Angelmo Vyent

Personal information
- Date of birth: 4 September 1991 (age 34)
- Place of birth: Netherlands
- Position(s): Winger, Attacker

Team information
- Current team: Zwarte Pijl

Senior career*
- Years: Team / Apps / (Gls)
- 2012–2014: FC Boshuizen [nl]
- 2014–2016: XerxesDZB
- 2016: Scheveningen / 9 / (0)
- 2017–2018: Capelle / 28 / (3)
- 2018: AO Katastari
- 2019: Episkopi
- 2019: Luftëtari / 11 / (0)
- 2020: IFC
- 2021–: Zwarte Pijl

= Angelmo Vyent =

Dutch footballer

Angelmo Vyent (born 4 September 1991) is a Dutch footballer who plays as a winger or attacker for Zwarte Pijl.

==Career==

In 2012, Vyent signed for Dutch sixth tier side FC Boshuizen. In 2014, he signed for XerxesDZB in the Dutch fifth tier. In 2017, he signed for Dutch fourth tier club Capelle. In 2018, Vyent signed for AO Katastari in the Greek fourth tier. Before the second half of 2018–19, he signed for Greek third-tier team Episkopi.

In 2019, Vyent signed for Albanian outfit Luftëtari, where he made 13 appearances and scored 1 goal.

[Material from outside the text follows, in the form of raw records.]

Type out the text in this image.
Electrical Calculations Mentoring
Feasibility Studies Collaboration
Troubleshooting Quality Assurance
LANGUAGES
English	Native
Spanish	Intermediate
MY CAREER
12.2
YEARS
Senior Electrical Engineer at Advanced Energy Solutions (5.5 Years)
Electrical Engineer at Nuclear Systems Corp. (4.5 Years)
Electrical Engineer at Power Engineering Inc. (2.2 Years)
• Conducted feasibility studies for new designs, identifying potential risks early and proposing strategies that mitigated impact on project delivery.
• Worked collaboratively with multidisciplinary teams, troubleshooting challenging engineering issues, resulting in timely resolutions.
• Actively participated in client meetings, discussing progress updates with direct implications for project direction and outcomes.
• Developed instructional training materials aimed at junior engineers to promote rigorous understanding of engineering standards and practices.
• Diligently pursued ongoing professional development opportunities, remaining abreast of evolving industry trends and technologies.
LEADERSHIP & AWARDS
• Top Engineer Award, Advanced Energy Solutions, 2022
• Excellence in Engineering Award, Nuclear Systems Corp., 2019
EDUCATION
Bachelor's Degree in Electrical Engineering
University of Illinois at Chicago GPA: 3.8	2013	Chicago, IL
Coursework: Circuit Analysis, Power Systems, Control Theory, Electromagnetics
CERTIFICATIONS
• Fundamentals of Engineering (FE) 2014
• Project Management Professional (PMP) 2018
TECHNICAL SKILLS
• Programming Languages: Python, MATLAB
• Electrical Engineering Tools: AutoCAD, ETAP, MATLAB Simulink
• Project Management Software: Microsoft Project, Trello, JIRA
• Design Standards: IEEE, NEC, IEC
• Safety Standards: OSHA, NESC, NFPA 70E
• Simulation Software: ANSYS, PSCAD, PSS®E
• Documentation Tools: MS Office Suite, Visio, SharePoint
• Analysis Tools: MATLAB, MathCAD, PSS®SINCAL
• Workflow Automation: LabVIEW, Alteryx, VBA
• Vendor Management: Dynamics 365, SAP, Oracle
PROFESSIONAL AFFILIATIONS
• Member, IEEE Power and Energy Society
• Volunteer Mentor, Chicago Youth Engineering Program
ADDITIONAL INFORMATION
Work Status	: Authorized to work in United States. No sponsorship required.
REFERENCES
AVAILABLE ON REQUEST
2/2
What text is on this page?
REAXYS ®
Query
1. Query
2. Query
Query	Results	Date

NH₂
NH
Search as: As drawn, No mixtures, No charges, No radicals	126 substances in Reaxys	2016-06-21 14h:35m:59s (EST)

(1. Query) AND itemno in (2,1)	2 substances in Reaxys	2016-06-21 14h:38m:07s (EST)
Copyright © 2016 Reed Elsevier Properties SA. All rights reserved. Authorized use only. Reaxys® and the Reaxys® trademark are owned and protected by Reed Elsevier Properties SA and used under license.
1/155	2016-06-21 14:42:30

On 31 August 2019, he debuted for Luftëtari during a 1–3 loss to Teuta. On 1 October 2019, Vyent scored his first goal for Luftëtari during a 2–1 win over Turbina. In 2020, he signed for IFC in the Dutch fifth tier. In 2021, Vyent signed for Dutch eighth tier side Zwarte Pijl after trialing in Slovenia and receiving interest from Kuwait.